IB: Sun Mountain Kegonsa will create a handful of funds across Wisconsin to provide seed capital to early stage companies in a variety of industry sectors, but is another goal to use this program to populate the state with a new generation of young venture capitalists that could improve Wisconsin’s ability to deploy venture capital?

Birk: One of our goals is to create a sustainable venture capital community in the state of Wisconsin. When we look at sustainable, we mean venture capitalists who will raise one, two, three, or four funds before they hang up their cleats. Each fund has a 10-year life, so if you start when you are 60, four funds later, you are in your 80s.

The way you make this sustainable is with the younger generation of successful entrepreneurs who already have skills they can bring to help their portfolio companies. So we have some experience, some very relevant, direct experience, but they also have an appreciation for early stage technologies. They have a whole generation of investing ahead of them.

We believe venture capital is a full-time job. It’s not a part-time job that you do after you’ve retired from your career. To be successful, it requires very, very significant long hours; it requires a commitment to working 24/7. It’s a very challenging profession and it’s different than, for example, angel investing. You can do angel investing part time. To be a venture capitalist, you really do need to concentrate 100% of your time and energy on your portfolio and helping to build those companies because, believe me, they need help.
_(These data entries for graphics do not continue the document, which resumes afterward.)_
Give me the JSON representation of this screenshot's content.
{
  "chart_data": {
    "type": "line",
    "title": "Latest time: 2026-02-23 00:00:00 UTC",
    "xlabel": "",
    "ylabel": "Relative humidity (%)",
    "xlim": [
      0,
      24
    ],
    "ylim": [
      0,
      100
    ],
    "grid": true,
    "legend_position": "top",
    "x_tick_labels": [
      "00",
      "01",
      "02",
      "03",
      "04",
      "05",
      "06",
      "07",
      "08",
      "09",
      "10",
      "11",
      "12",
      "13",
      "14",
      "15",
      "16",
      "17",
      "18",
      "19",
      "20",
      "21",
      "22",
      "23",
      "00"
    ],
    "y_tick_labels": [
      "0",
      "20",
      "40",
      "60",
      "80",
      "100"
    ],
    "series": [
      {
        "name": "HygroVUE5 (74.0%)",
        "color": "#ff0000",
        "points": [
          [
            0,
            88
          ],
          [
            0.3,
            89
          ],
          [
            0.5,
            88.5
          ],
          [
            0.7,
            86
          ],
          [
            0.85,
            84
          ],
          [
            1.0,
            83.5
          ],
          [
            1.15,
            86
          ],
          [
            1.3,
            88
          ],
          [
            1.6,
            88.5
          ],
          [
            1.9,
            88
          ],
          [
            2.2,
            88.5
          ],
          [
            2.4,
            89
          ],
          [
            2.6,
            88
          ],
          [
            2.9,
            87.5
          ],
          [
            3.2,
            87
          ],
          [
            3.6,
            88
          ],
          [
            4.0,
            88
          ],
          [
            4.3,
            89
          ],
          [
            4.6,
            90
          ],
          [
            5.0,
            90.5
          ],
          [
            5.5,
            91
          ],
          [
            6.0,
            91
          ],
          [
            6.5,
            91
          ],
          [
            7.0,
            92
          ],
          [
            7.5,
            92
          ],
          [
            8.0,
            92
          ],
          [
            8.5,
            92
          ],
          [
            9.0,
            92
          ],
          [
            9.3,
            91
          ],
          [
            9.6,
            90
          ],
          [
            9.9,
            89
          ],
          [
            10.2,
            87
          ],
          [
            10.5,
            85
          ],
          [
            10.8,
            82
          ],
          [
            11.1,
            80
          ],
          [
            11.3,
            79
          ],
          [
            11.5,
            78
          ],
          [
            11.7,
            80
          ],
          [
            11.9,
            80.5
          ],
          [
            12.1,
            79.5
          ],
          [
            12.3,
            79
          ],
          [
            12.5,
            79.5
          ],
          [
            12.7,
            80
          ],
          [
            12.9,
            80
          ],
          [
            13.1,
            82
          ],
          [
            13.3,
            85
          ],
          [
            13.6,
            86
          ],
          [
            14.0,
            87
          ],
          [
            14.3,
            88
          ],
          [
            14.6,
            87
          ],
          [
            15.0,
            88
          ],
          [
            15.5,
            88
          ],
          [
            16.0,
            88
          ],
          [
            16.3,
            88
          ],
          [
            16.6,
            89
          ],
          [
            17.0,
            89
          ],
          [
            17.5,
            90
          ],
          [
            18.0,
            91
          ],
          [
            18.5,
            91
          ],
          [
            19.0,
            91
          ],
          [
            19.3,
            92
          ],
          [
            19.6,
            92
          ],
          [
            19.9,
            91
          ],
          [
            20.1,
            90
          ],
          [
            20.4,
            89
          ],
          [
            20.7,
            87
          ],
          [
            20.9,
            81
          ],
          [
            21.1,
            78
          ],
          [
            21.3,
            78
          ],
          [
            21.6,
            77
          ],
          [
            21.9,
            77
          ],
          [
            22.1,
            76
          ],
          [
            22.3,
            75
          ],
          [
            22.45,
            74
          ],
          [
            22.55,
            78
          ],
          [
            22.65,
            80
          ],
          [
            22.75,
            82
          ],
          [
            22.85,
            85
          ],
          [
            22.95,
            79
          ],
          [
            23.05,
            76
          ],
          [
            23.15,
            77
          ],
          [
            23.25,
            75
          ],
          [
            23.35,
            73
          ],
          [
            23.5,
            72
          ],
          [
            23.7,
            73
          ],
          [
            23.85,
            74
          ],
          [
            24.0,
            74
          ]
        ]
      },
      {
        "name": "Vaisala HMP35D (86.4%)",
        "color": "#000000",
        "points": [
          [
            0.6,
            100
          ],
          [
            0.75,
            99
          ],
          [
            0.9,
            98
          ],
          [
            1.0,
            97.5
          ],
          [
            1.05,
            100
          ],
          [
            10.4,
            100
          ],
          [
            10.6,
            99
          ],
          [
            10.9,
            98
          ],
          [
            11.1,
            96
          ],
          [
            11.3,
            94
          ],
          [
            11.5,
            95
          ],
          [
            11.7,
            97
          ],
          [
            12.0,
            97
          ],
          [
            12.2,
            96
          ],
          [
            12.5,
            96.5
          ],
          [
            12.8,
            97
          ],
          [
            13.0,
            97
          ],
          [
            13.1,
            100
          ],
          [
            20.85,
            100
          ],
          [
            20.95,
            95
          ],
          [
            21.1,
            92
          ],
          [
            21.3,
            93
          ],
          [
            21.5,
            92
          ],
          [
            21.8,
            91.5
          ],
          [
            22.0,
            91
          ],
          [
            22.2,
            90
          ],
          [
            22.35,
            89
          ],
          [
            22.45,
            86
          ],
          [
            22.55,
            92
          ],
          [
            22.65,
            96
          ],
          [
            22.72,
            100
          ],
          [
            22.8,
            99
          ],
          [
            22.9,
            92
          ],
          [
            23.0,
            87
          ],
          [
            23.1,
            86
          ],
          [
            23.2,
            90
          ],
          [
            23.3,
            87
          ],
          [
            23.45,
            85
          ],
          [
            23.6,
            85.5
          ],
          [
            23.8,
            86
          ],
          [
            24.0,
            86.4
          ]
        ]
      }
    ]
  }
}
IB: Have you been able to cultivate a younger generation of venture capitalists in other states?

Birk: One of the great things, partnering with Ken Johnson, is that he’s a lifelong Wisconsinite. He went to the University of Wisconsin. I worked there for a number of years for GE Medical in Waukesha (GE Health Care Worldwide), but I don’t have a network like Ken does. He knows the entrepreneurs around the state. He has worked with, directly or indirectly, hundreds of people. We think his knowledge of the local waters will be extremely helpful in identifying that next generation.